Your platform says: "A nuclear-armed Iran is an unacceptable risk." But Iran's radical Islamist regime is undeterred by diplomatic hand-wringing about its acquisition of nuclear weapons, which may be imminent. Is pre-emptive military action against Iran feasible, or are its nuclear facilities too dispersed and hardened? What would you do other than accept Iran as a nuclear power?
Taiwan's President Chen Shui-bian says, "We have reached an internal consensus that insists on Taiwan being an independent sovereign country." Beijing's military chief recently said Taiwan will be reunified with the mainland by 2020, the first reunification deadline ever set. On an island physically similar to Taiwan, Beijing recently simulated an invasion. Would you respond with force — unilaterally, if necessary — to defend Taiwan?
The Clinton years were, you say, glorious because "we were not at war and young Americans were not deployed." Did not the 1993 bombing of the World Trade Center, followed by the attacks on the Khobar Towers, the USS Cole and the East African embassies mean we were at war but were uncomprehending? Have not scores of thousands of young Americans been deployed, ashore and on ships, since 1942?
You supported humanitarian military interventions in Somalia, the Balkans and Haiti. Would you intervene militarily to stop the accelerating genocide in Sudan?
You say, "I stood up and fought against Richard Nixon's war in Vietnam." Nixon's war? Did it start after John Kennedy put U.S. combat troops there, and after Lyndon Johnson increased the number to 500,000?
The easily distressed abortion rights groups were distressed when you said that your faith teaches you what elementary biology teaches everyone: life begins at conception. But you say personhood does not. Fine. When does it? What are its defining attributes? Does, say, an elderly person with dementia have it, and hence a right to life?
You oppose, on federalism grounds, a constitutional amendment defining marriage as between a man and a woman.
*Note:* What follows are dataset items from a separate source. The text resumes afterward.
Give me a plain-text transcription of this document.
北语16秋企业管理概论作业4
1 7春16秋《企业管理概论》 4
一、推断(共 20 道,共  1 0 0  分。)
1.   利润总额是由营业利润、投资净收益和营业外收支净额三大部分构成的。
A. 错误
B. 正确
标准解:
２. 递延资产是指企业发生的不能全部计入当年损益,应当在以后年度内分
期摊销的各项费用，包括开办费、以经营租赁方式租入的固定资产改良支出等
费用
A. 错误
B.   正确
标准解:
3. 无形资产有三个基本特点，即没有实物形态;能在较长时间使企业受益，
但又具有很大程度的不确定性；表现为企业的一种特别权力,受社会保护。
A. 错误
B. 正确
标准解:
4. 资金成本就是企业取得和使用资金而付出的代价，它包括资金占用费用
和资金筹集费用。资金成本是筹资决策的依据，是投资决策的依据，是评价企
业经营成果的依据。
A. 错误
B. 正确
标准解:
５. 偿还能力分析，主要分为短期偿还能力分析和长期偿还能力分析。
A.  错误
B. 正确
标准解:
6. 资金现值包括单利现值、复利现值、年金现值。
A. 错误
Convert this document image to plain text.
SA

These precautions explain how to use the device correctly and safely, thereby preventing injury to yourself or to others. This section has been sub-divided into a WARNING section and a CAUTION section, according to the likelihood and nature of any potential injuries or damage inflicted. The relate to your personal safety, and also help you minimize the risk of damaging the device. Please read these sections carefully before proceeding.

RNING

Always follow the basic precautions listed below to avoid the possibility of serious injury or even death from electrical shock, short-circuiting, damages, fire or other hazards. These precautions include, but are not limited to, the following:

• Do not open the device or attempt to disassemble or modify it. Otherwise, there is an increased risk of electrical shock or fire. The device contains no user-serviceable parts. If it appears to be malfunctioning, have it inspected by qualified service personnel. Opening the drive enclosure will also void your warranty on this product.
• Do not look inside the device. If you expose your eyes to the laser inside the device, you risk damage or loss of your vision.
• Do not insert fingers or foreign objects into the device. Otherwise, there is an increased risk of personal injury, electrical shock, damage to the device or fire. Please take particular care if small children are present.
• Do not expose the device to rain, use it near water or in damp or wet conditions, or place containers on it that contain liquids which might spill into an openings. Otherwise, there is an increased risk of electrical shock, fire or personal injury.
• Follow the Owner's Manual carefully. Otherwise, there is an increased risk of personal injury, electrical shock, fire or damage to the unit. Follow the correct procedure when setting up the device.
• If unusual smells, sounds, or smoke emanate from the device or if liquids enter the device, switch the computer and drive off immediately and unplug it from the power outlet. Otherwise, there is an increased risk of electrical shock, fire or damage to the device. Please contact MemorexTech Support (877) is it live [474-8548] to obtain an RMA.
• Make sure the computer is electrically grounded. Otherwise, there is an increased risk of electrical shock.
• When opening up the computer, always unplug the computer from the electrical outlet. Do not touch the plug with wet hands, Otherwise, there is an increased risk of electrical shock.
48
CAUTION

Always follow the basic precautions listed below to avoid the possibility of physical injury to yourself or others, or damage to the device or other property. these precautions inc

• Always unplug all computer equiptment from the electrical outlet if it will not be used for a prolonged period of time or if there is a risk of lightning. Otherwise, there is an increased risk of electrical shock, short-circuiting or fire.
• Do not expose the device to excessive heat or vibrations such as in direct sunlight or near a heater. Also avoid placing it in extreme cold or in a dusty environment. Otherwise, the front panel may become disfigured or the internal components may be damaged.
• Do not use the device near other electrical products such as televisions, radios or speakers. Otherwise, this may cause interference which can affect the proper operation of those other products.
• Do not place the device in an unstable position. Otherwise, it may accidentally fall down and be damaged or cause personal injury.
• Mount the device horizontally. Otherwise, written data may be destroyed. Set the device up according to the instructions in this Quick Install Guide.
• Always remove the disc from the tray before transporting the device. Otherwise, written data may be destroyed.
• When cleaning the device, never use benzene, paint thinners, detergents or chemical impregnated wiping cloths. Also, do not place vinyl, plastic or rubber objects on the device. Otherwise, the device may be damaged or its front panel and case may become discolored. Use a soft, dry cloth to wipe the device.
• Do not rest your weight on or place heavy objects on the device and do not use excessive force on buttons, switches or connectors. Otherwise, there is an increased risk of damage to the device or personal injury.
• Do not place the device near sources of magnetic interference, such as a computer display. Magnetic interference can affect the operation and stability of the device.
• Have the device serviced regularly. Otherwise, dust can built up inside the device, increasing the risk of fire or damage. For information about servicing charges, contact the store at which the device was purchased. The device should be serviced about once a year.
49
You say marriage law is traditionally a state responsibility. But so was abortion law for the Republic's first 197 years, until 1973. What is the difference?
When the Pope said Catholic legislators have a duty to oppose gay marriage, you said he had "crossed the line" because "it is important not to have the Church instructing politicians." Have you felt that way even when the Church has instructed politicians take liberal positions regarding economic justice, race and other matters?
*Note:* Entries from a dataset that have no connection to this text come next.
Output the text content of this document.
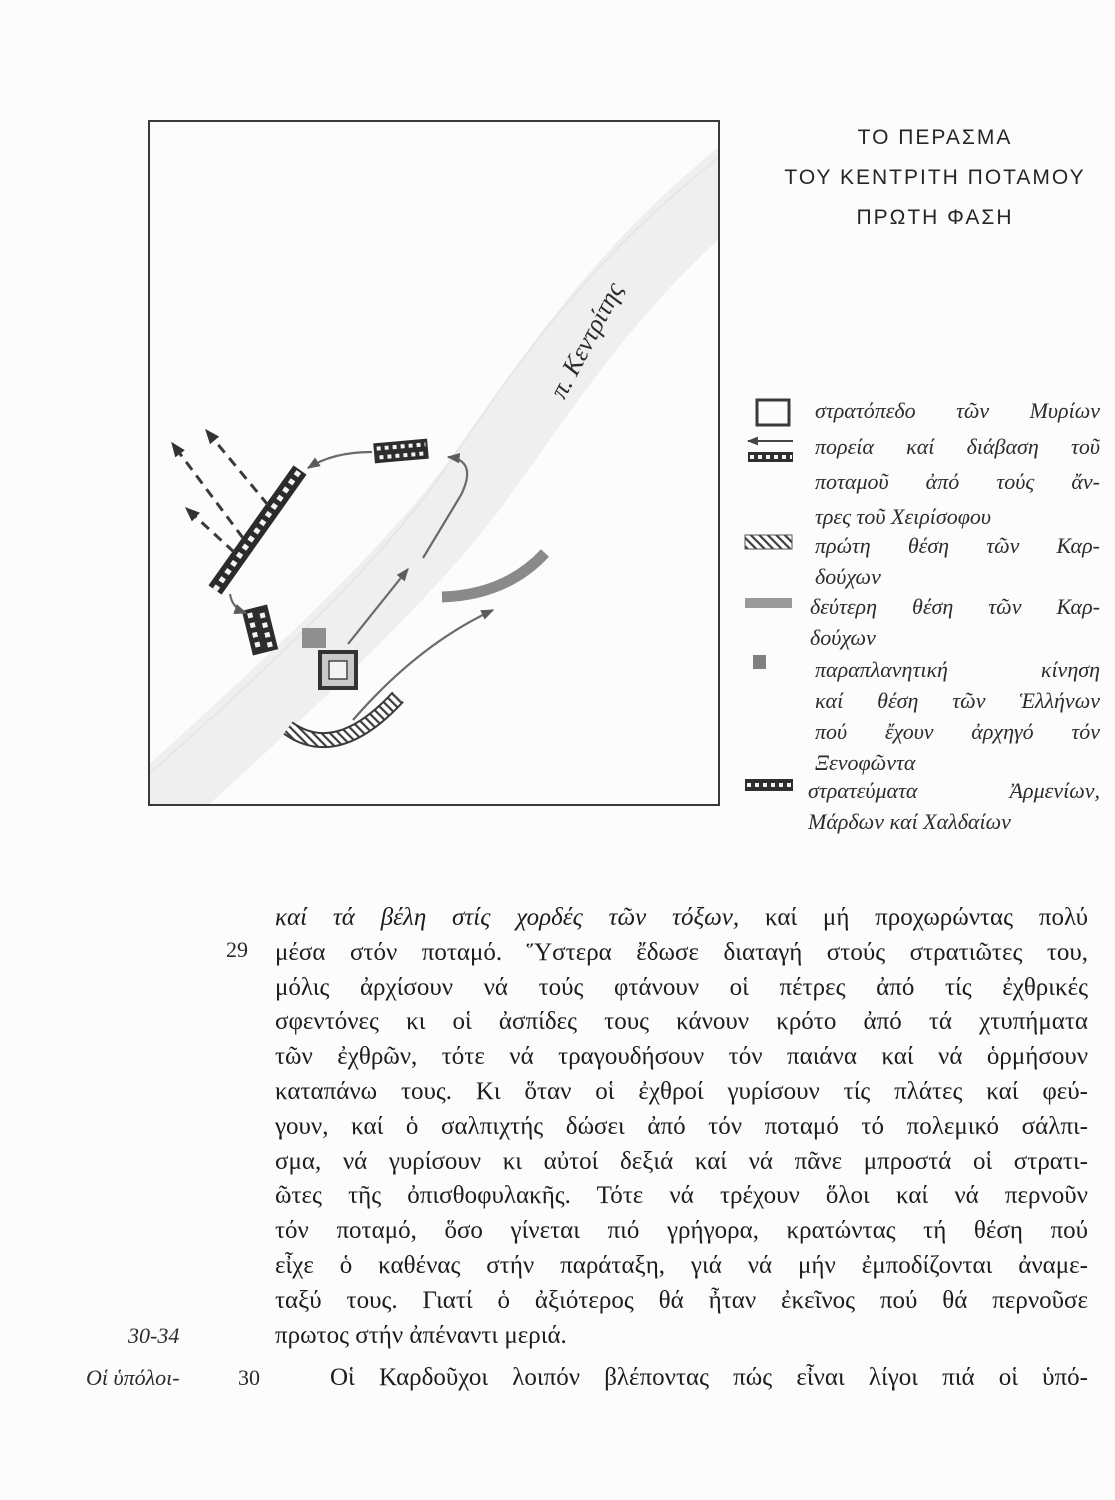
π. Κεντρίτης
ΤΟ ΠΕΡΑΣΜΑ
ΤΟΥ ΚΕΝΤΡΙΤΗ ΠΟΤΑΜΟΥ
ΠΡΩΤΗ ΦΑΣΗ
στρατόπεδο τῶν Μυρίων
πορεία καί διάβαση τοῦ
ποταμοῦ ἀπό τούς ἄν-
τρες τοῦ Χειρίσοφου
πρώτη θέση τῶν Καρ-
δούχων
δεύτερη θέση τῶν Καρ-
δούχων
παραπλανητική κίνηση
καί θέση τῶν Ἑλλήνων
πού ἔχουν ἀρχηγό τόν
Ξενοφῶντα
στρατεύματα Ἀρμενίων,
Μάρδων καί Χαλδαίων
καί τά βέλη στίς χορδές τῶν τόξων, καί μή προχωρώντας πολύ
μέσα στόν ποταμό. Ὕστερα ἔδωσε διαταγή στούς στρατιῶτες του,
μόλις ἀρχίσουν νά τούς φτάνουν οἱ πέτρες ἀπό τίς ἐχθρικές
σφεντόνες κι οἱ ἀσπίδες τους κάνουν κρότο ἀπό τά χτυπήματα
τῶν ἐχθρῶν, τότε νά τραγουδήσουν τόν παιάνα καί νά ὁρμήσουν
καταπάνω τους. Κι ὅταν οἱ ἐχθροί γυρίσουν τίς πλάτες καί φεύ-
γουν, καί ὁ σαλπιχτής δώσει ἀπό τόν ποταμό τό πολεμικό σάλπι-
σμα, νά γυρίσουν κι αὐτοί δεξιά καί νά πᾶνε μπροστά οἱ στρατι-
ῶτες τῆς ὀπισθοφυλακῆς. Τότε νά τρέχουν ὅλοι καί νά περνοῦν
τόν ποταμό, ὅσο γίνεται πιό γρήγορα, κρατώντας τή θέση πού
εἶχε ὁ καθένας στήν παράταξη, γιά νά μήν ἐμποδίζονται ἀναμε-
ταξύ τους. Γιατί ὁ ἀξιότερος θά ἦταν ἐκεῖνος πού θά περνοῦσε
πρωτος στήν ἀπέναντι μεριά.
Οἱ Καρδοῦχοι λοιπόν βλέποντας πώς εἶναι λίγοι πιά οἱ ὑπό-
29
30
30-34
Οἱ ὑπόλοι-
Your platform says, "The price of gas is at an all-time high." But it isn't as measured in constant (inflation-adjusted) dollars, or as a portion of Americans' purchasing power. Do you have some other way of justifying the platform's claim?
You have often said — e.g., in Algona, Iowa, last year, when your campaign was impoverished — that "there's too much money loose in the American political system." Now your campaign is awash with money. So are the 527 groups that are supporting your campaign — but of course without even a smidgen of "coordination" with it, because that would be a crime under the new campaign finance law. Do you advocate new laws to discourage the kind of people who are choosing to participate in politics through financial contributions on your behalf?
You and other supporters of increased government regulation of political spending say this does not abridge freedom of speech. What does most of your spending pay for?
Throwing caution to the wind, your platform insists that "small towns are at the heart of America." Your sense of America's small-town heartbeat comes from where — Sun Valley?